Flipkart Product Search & Browse
Purpose
Search Flipkart (flipkart.com — India's largest e-commerce marketplace) for products by free-text query and return the ranked result set: title, brand, current and struck-off price, discount, star rating, rating/review counts, stock state, product id (pid), and canonical product URL. Optionally navigate to any result's detail page. Read-only — never adds to cart, logs in, or checks out.
When to Use
- Price / availability monitoring for a product or category on Flipkart.
- Bulk extraction of search results (title, price, rating, URL) across queries or pages.
- Resolving a search query to a canonical product
pid+ detail URL for downstream navigation. - Anywhere you'd otherwise scrape rendered Flipkart HTML — the data is already in the server-rendered page as JSON, so a single HTTP fetch beats driving a browser.
Workflow
Flipkart's search page is server-rendered: the complete result set (all ~24–40 product cards, pagination, sort options, breadcrumbs) is embedded in the HTML as a window.__INITIAL_STATE__ = {...} JSON blob.
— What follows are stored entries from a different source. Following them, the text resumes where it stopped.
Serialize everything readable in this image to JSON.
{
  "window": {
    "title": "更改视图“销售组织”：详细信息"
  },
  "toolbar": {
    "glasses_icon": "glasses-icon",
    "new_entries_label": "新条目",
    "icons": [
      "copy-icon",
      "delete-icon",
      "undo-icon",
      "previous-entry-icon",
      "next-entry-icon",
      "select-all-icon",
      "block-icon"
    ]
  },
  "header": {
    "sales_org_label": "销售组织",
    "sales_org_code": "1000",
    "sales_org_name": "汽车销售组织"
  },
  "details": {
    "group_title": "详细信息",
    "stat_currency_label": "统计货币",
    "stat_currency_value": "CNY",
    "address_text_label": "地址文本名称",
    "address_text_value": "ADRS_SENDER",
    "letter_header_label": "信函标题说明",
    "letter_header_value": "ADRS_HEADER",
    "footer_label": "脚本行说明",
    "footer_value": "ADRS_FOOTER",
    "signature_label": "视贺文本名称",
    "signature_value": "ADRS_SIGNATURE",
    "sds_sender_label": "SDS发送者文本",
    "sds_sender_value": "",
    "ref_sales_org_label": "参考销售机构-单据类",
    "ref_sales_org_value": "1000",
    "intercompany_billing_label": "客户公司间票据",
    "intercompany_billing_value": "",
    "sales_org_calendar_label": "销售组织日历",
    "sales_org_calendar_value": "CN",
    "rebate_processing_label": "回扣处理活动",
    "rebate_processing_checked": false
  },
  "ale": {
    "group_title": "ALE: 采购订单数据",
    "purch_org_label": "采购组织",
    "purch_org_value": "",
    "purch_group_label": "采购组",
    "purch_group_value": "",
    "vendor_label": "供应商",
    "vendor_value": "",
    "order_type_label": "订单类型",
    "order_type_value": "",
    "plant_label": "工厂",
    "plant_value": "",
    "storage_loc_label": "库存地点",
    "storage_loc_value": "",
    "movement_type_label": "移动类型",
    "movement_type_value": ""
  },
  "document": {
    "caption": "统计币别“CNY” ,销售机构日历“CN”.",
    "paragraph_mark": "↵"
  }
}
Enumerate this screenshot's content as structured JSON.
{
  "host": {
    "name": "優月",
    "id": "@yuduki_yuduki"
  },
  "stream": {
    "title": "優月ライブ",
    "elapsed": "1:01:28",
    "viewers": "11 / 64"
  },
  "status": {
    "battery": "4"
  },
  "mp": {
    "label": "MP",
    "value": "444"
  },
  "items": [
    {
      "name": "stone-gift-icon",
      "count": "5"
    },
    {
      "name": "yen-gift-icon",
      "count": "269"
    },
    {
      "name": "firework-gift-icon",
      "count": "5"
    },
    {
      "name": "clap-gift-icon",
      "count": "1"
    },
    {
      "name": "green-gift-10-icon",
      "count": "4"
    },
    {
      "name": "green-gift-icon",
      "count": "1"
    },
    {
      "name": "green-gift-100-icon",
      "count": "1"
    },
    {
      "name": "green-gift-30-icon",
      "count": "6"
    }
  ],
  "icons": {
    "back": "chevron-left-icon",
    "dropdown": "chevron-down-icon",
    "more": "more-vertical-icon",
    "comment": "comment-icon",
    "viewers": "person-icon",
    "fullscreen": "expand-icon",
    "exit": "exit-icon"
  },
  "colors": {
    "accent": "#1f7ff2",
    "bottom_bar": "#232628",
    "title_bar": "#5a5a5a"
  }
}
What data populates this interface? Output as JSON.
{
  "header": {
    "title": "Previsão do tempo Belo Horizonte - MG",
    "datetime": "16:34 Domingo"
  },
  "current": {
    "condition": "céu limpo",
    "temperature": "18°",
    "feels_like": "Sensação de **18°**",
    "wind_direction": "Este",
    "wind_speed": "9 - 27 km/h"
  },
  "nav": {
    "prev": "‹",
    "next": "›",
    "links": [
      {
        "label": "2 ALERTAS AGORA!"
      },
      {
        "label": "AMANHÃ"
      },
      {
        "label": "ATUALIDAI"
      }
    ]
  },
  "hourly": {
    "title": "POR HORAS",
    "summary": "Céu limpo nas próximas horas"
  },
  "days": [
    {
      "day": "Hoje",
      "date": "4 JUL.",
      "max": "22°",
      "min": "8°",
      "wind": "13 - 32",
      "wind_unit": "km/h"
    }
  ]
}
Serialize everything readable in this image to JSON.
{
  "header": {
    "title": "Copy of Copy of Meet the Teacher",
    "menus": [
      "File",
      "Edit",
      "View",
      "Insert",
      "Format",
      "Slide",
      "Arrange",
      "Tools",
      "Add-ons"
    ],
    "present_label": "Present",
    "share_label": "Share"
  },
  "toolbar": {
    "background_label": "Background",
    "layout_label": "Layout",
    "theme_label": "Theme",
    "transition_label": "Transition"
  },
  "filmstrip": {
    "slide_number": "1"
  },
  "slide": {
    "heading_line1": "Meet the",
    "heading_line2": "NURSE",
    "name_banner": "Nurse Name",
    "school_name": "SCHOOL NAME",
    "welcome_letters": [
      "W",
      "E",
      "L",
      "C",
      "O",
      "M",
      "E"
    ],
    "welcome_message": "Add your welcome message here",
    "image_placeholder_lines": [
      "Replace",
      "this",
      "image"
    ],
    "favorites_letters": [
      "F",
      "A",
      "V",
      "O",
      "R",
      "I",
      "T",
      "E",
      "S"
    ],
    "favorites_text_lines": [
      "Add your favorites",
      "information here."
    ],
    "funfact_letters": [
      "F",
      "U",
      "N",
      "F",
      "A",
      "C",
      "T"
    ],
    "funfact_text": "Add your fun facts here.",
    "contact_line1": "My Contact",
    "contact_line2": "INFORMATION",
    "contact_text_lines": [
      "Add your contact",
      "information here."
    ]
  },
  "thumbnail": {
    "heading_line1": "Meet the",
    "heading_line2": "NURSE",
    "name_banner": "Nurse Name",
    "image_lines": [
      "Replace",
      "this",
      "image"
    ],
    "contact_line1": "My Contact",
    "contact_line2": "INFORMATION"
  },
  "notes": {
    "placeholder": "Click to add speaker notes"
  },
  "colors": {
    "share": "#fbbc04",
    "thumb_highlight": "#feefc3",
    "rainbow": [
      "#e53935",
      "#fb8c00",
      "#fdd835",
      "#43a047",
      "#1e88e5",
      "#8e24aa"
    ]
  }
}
There is no separate public search API — the page makes zero XHR/fetch calls to retrieve results (confirmed via CDP network trace: 0 Fetch/XHR requests to any flipkart host on the search page). So the optimal path is one HTTP GET + JSON parse — no JS execution, no browser, ~100× cheaper than scripted browsing. Use a residential proxy for reliability (datacenter IPs occasionally return a transient 500; see gotchas).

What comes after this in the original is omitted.